A talk-show guest confidently claimed to have the solution to my problems. "Mothers just need to borrow from the business world. They need to organize, economize and develop simultaneous activity channels. In short, they need to strengthen their multitasking skills."
Was he kidding?
At that moment, I was wiping smeared jelly from a kitchen stool with one hand and zipping the back of my daughter's dress with the other, while reviewing spelling words with a fifth-grader who possessed an infinite number of alternative spellings for hygiene.
Multitasking is not something mothers need to learn. We clean the house and whip up dinner and taxi the kids and trim their hair while we extract a splinter, explain a metaphor, sew a costume, teach kids to chew with mouths closed, remove lipstick from the couch cushion and use a toilet plunger.
No, Mr.

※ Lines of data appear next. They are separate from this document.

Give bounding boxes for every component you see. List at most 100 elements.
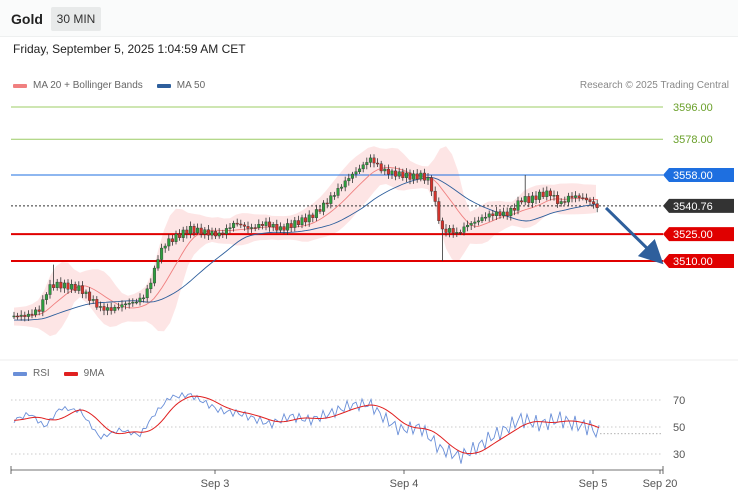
candle-137 [505, 207, 509, 220]
candle-84 [314, 204, 318, 222]
level-labels: 3596.00 3578.00 3558.00 3540.76 3525.00 3510.… [663, 102, 734, 268]
candle-body-129 [476, 220, 480, 223]
candle-44 [170, 234, 174, 246]
candle-69 [260, 221, 264, 230]
candle-body-93 [347, 178, 351, 182]
candle-body-25 [102, 306, 106, 311]
candle-body-17 [73, 284, 77, 291]
candle-body-7 [37, 309, 41, 312]
rsi-line [13, 391, 600, 464]
candle-160 [588, 197, 592, 207]
candle-body-88 [329, 195, 333, 204]
candle-body-106 [394, 170, 398, 177]
top-bar: Gold 30 MIN [0, 0, 738, 37]
candle-body-18 [77, 285, 81, 291]
price-levels [11, 106, 663, 262]
candle-body-3 [23, 314, 27, 317]
candle-46 [178, 229, 182, 241]
candle-body-21 [88, 291, 92, 301]
candle-body-29 [116, 306, 120, 309]
candle-98 [365, 157, 369, 170]
candle-22 [91, 295, 95, 304]
candle-23 [95, 296, 99, 310]
candle-body-112 [415, 173, 419, 180]
legend-label-rsi: RSI [33, 368, 50, 379]
x-tick-label-2: Sep 5 [579, 478, 608, 490]
legend-swatch-ma20 [13, 83, 27, 88]
candle-142 [523, 175, 527, 206]
candle-4 [26, 310, 30, 321]
candle-body-41 [160, 247, 164, 260]
candle-body-124 [458, 232, 462, 234]
candle-151 [556, 191, 560, 208]
candle-50 [192, 223, 196, 237]
candle-38 [149, 278, 153, 294]
candle-35 [138, 293, 142, 306]
candle-body-150 [552, 195, 556, 197]
candle-162 [595, 199, 599, 213]
candle-5 [30, 309, 34, 319]
candle-body-77 [289, 223, 293, 228]
x-tick-label-3: Sep 20 [643, 478, 678, 490]
candle-112 [415, 169, 419, 183]
candle-40 [156, 255, 160, 271]
timeframe-button[interactable]: 30 MIN [51, 7, 101, 31]
candle-17 [73, 281, 77, 293]
candle-134 [494, 206, 498, 220]
candle-body-46 [178, 233, 182, 238]
candle-30 [120, 300, 124, 312]
candle-68 [257, 219, 261, 231]
candle-body-87 [325, 202, 329, 205]
candle-36 [142, 294, 146, 303]
candle-body-66 [250, 227, 254, 229]
candle-65 [246, 221, 250, 234]
candle-body-135 [498, 211, 502, 216]
level-tag-3: 3540.76 [663, 198, 734, 213]
candle-148 [545, 186, 549, 201]
candle-33 [131, 298, 135, 307]
candle-99 [368, 154, 372, 168]
candle-118 [437, 197, 441, 224]
candle-body-36 [142, 297, 146, 300]
candle-body-123 [455, 232, 459, 234]
candle-body-126 [466, 224, 470, 228]
candle-body-151 [556, 195, 560, 204]
candle-body-149 [548, 190, 552, 197]
candle-body-140 [516, 200, 520, 211]
candle-body-84 [314, 209, 318, 218]
candle-66 [250, 223, 254, 233]
candle-34 [134, 298, 138, 305]
level-badge-3 [663, 198, 734, 213]
candle-45 [174, 230, 178, 245]
candle-9 [44, 292, 48, 305]
legend-swatch-ma50 [156, 83, 171, 88]
bollinger-bands [14, 146, 596, 337]
candle-body-79 [296, 220, 300, 226]
candle-133 [491, 210, 495, 221]
ma20-line [14, 167, 599, 317]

Television Guest, you missed the mark completely.
What we moms need, what our minds miss most and what our hearts intensely seek is the seemingly lost ability to monotask. We long for a quiet moment on a porch swing to laugh with a child, a chance to linger over dinner with our husband and the satisfaction of allowing a burgeoning idea to playfully work its way through our brain. Ah ... to feel the linear path.
But just as soon as my thoughts "burgeon," the phone rings or the UPS man pulls up or an 8-year-old runs breathlessly into my sanctuary (read that: bathroom, bedroom, little closet in the basement where I try to hide) and demands to know if the 5-year-old is really allowed to use her toothbrush to clean the hermit crabs.
The world of motherhood is one of perpetual motion. Calendars with no blanks days. "To do" lists that do not end. Spring cleaning that runs deep into August. But multitasking isn't just a solution for improved productivity; it's a value statement that says more is always better and quiet times are unproductive times. I suspect that God couldn't agree less.
The Bible does not say, "He leadeth me in the path of astounding productivity and dizzying accomplishment whereby He is exceedingly impressed." No, God wants us to lie down in green pastures, and He wants to lead us beside still waters to restore our souls.
I know raising children is a season, and a short-lived season at that. One day my kids will be grown. The quiet will be mine to fill and enjoy. I will probably miss the noise and disorder that many little feet used to bring to my world. But when that happens, I intend to read my favorite magazine, from cover to cover, all in one sitting.